The final two weeks of 2016 also had long weekends.
"Many people are taking trips lasting from seven to 14 days to take advantage of the long weekends and festive holidays," said Dynasty Travel's director of marketing communications Alicia Seah.
"Travellers are opting for wintry holidays in Europe and Japan to soak in the festive celebrations and enjoy a white Christmas."
Her travel agency has seen an increase of about 10 per cent in people going to Japan, said Ms Seah, who attributed the larger number to more direct flights to Hokkaido and Okinawa by full-service airlines and low-cost carriers.
Chan Brothers Travel, too, has seen more bookings to faraway destinations.
"The demand for travel to Europe in December has doubled compared to the same period last year, including for Northern Lights tours," its marketing communications executive Justine Koh told The Straits Times.
Other top destinations are Japan and Australia. As for bookings to exotic destinations such as Turkey, Egypt, Dubai and Bhutan, the number has gone up by around three to four times, Ms Koh said.
This could be due to travellers' increased awareness of these places and ramped-up marketing efforts by the destinations, she added.
Even smaller travel outfits say they are seeing more customers.
Quotient TravelPlanner's co-founder Lim Hui Juan said her firm, which receives about 200 bookings a year, has seen about 45 per cent more clients during this period compared with last year, with some going to as far as South Africa.
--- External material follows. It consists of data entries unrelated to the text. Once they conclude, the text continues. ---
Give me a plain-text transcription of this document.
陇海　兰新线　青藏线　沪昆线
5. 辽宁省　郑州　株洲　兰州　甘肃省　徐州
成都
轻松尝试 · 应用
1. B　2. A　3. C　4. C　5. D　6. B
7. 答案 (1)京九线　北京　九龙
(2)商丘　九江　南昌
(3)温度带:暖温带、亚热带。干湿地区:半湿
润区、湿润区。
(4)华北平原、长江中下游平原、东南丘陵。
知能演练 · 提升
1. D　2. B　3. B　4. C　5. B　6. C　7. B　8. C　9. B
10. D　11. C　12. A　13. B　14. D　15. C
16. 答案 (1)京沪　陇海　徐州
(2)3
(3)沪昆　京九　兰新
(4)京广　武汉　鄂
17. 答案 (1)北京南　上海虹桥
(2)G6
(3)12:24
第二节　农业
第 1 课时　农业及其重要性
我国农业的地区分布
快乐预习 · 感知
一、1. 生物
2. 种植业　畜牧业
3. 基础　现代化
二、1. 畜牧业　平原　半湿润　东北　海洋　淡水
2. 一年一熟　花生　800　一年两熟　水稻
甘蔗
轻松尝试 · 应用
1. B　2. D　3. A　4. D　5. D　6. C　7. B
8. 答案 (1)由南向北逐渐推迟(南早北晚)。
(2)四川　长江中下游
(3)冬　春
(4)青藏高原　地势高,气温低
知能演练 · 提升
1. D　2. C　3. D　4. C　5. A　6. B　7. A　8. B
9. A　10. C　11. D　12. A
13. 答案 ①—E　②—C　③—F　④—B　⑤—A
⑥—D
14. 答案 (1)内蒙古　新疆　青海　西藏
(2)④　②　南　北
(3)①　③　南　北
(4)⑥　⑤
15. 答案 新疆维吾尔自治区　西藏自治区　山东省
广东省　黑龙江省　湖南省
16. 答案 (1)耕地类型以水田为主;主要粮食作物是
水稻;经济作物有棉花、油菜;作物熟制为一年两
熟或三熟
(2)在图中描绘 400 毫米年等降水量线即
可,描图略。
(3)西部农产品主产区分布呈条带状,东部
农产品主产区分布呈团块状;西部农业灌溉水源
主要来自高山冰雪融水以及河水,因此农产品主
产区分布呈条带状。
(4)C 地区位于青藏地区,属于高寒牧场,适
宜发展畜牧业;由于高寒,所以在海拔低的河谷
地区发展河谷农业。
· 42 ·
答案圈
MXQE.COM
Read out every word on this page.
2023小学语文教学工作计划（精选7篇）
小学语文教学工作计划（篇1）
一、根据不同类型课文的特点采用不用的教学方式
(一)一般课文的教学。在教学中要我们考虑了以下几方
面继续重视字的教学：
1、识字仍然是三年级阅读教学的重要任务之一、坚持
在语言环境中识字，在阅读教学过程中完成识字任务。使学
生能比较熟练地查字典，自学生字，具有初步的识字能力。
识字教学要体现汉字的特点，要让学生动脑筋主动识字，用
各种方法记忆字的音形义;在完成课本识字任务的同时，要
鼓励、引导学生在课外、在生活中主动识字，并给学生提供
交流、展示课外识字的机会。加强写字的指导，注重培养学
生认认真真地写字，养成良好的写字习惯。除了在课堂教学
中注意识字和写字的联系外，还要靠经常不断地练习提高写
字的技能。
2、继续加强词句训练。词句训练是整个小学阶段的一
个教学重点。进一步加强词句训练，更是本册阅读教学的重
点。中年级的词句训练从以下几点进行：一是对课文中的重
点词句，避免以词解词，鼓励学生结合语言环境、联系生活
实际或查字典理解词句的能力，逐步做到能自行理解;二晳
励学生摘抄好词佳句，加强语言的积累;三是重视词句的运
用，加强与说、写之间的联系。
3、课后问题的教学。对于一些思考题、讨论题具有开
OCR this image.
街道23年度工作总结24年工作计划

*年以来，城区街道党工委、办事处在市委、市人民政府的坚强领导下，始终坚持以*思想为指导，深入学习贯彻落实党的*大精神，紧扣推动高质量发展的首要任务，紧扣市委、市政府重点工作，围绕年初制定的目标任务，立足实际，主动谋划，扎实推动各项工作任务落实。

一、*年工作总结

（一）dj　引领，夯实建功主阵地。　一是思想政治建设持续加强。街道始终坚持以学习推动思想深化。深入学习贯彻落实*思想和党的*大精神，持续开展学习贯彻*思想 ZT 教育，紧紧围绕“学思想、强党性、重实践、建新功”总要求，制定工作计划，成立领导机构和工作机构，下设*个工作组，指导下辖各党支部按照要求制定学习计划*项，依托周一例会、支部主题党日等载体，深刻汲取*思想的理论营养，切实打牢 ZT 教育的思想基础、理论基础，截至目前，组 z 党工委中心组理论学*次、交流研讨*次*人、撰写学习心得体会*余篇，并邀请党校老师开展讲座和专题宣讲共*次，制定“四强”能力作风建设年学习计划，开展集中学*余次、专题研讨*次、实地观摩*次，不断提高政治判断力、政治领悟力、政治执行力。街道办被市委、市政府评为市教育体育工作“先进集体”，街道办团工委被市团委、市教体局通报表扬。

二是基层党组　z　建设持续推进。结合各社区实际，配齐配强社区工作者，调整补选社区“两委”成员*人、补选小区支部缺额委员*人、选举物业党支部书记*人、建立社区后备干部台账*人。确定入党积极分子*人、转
At Brand Expedia, its regional head of communications, Ms Lavinia Rajaram, said the agency saw more people looking for flights to cities closer to home, such as Kuala Lumpur and Manila for the New Year.
It does not have data for the Christmas weekend.
For some Singaporeans, the holiday has already started.
Mr Loo King Keong, 57, his wife and their three children arrived in Hong Kong yesterday for a seven-day break, thanks to the long weekends.
"You can do a lot more things," said Mr Loo, an architect.